When I received confirmation that yes … my home was one of tens of thousands that took on water, I began feeling emotions I have never felt. My mind became a vessel for things that I have never thought. My body was numb, shaky, in pain. Sleep was no longer a necessity. Seeing my life change and shift minute by minute was gut wrenching.
I began to experience different stages of loss. We are good people. We try to help everyone that comes across our path that needs assistance. Why was this happening?
The Stages of Loss
Sadness
The first stage was sadness. I cried all night and the better part of the day. I sat in the bathroom countless times sobbing. I tried to hide it from my kids, but they knew. Everyone knew. I was a walking red-eyed zombie who broke down in the hardware store while trying to find drywall saws. I couldn’t stop and nothing positive that I heard from people made it better.
Fear
I began to feel scared. Terrified even. Where would we go? What all had we lost? How would we replace it? What about my children … what about school? How do I explain this to them? How long will we be without a home? Will we be ok? So many questions raced around in my head, one after the other. Questions that no one had an answer to.
Anger
Slowly I began to feel deep anger. I wanted to be mad at SOMETHING or someone. You can’t get angry at water, though. I tried. Everything about the situation angered me. I was angry at the weather and the house itself and my husband because he forgot to pick certain things up even though I could have very easily done it myself. I was angry at the news for not covering it enough. I was angry at the people whose homes didn’t get water and who blasted statuses on Facebook on how “blessed” they were. I was angry at anything and everything. This isn’t fair at all. Why is this happening to us?
Gratitude
Today I feel gratitude. I am grateful for the people who have checked on us, offered us laundry service, asked “What do you need?
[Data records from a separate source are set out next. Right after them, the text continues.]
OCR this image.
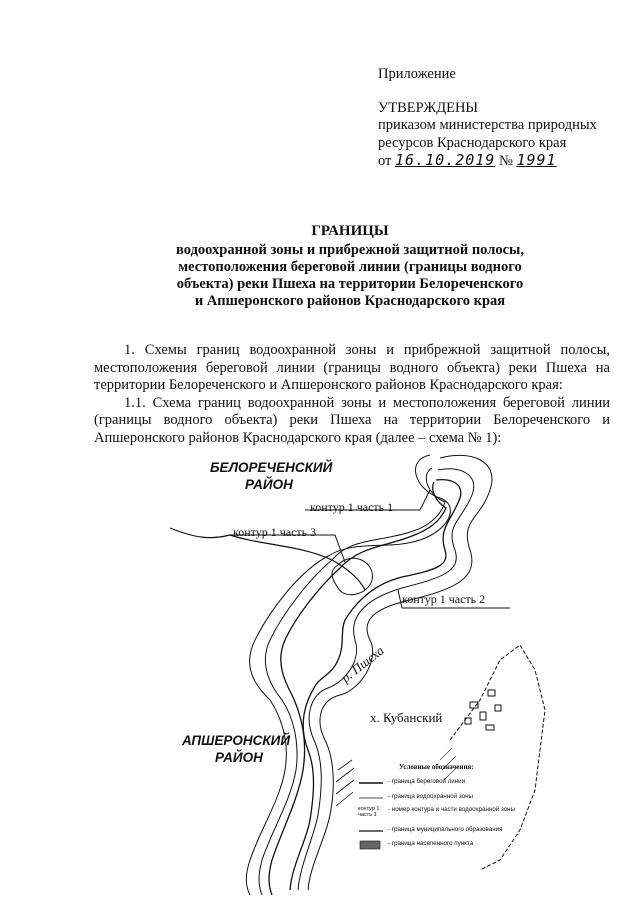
Приложение
УТВЕРЖДЕНЫ
приказом министерства природных
ресурсов Краснодарского края
от 16.10.2019 № 1991
ГРАНИЦЫ
водоохранной зоны и прибрежной защитной полосы,
местоположения береговой линии (границы водного
объекта) реки Пшеха на территории Белореченского
и Апшеронского районов Краснодарского края

1. Схемы границ водоохранной зоны и прибрежной защитной полосы, местоположения береговой линии (границы водного объекта) реки Пшеха на территории Белореченского и Апшеронского районов Краснодарского края:

1.1. Схема границ водоохранной зоны и местоположения береговой линии (границы водного объекта) реки Пшеха на территории Белореченского и Апшеронского районов Краснодарского края (далее – схема № 1):

БЕЛОРЕЧЕНСКИЙ
РАЙОН
контур 1 часть 1
контур 1 часть 3
контур 1 часть 2
р. Пшеха
х. Кубанский
АПШЕРОНСКИЙ
РАЙОН
Условные обозначения:
- граница береговой линии
- граница водоохранной зоны
контур 1 часть 1
- номер контура и части водоохранной зоны
- граница муниципального образования
- граница населенного пункта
How can I help?” I am grateful that we are safe and that albeit pretty ruined, our home is not a total loss. We will put some elbow grease into it and make it what it was before this happened. I am very grateful for the home that we are currently staying in and for family that embraced us when we had nowhere else to go.
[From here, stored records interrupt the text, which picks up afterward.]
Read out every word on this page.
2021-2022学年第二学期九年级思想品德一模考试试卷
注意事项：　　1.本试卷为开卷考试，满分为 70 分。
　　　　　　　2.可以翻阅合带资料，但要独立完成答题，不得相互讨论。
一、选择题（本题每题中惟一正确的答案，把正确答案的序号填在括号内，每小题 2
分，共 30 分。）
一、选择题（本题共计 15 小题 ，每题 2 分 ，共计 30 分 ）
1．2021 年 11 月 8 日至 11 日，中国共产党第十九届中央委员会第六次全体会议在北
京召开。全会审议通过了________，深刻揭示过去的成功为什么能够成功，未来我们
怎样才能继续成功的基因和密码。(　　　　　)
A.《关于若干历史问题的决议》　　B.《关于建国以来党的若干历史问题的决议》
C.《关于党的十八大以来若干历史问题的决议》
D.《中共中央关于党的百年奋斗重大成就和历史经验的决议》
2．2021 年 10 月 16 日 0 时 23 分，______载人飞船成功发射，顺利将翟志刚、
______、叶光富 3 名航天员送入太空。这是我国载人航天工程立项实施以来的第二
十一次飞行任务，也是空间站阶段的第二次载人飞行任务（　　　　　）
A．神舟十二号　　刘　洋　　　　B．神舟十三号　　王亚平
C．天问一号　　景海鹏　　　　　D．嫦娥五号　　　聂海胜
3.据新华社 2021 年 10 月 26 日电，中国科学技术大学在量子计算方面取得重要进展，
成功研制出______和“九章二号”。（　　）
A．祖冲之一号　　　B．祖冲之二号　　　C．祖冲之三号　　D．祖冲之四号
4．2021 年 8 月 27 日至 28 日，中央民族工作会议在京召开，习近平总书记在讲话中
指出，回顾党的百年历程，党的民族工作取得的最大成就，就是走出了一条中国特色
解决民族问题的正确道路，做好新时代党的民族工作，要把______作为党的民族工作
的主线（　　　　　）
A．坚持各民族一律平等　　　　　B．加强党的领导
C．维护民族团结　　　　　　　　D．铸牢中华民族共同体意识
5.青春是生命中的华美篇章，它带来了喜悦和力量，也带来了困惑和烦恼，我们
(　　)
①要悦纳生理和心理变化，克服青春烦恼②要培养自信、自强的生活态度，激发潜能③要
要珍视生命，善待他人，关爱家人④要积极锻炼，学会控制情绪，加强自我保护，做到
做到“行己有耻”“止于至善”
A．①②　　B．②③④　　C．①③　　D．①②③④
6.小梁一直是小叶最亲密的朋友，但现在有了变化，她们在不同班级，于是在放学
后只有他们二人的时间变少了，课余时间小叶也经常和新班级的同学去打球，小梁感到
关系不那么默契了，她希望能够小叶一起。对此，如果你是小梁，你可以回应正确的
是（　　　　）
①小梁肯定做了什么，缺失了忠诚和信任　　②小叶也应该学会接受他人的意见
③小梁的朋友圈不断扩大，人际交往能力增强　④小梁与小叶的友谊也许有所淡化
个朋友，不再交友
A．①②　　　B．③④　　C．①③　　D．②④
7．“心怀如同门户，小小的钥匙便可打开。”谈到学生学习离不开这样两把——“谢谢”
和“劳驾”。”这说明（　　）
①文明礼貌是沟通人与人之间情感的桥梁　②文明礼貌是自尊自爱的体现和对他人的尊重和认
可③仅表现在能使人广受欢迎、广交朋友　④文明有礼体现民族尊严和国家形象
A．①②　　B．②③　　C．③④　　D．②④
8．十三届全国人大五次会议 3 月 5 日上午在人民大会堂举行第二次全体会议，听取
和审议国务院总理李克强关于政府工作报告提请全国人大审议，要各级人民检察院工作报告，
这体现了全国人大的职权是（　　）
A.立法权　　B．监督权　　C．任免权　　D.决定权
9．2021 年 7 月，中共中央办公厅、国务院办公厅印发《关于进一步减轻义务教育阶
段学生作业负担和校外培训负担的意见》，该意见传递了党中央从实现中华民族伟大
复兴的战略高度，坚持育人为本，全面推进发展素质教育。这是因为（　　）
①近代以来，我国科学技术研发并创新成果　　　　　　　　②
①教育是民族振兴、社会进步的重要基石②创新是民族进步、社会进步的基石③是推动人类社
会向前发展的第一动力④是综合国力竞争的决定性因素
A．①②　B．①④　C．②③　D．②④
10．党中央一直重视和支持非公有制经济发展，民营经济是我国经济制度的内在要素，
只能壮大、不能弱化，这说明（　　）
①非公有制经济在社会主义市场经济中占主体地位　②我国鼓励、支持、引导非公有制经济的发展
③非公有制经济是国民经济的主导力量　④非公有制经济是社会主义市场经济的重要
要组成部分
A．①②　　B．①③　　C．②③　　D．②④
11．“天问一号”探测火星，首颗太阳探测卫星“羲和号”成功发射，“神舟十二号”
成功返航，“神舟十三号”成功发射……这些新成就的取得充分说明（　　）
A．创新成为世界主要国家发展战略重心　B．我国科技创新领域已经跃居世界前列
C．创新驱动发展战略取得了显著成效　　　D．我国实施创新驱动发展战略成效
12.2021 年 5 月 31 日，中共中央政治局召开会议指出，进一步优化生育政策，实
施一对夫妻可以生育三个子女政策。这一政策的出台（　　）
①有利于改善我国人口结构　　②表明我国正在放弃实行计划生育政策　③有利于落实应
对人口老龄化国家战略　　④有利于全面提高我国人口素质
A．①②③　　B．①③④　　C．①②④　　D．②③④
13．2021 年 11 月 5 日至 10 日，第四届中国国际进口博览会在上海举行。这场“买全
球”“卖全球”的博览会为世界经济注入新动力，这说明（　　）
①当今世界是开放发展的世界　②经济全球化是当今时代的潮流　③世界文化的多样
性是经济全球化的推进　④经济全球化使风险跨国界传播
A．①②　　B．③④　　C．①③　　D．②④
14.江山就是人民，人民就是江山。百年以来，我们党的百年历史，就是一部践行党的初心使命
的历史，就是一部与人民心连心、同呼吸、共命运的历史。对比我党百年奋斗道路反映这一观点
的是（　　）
When something of this magnitude happens, it’s ok to cry and be mad. Every emotion that you feel is warranted and normal. Take a moment to reflect on the circumstances. Cry as often as you need to. Talk to your family about your frustrations and how you feel. Allow yourself to feel everything that you need to.
Pick yourself up and try again. A flood does not pick or choose whose life it’s going to mess up. The person across the street who is sitting in a dry home while you are throwing everything that ever meant anything to you isn’t any more blessed than you. You are not being punished, although it might feel as if you are. Realize that recovering will take time. We are all blessed right now, even during this horrible time. It might not feel like it to some of you, but you will get there.
And if you are still angry, take it out on that drywall that needs to be removed.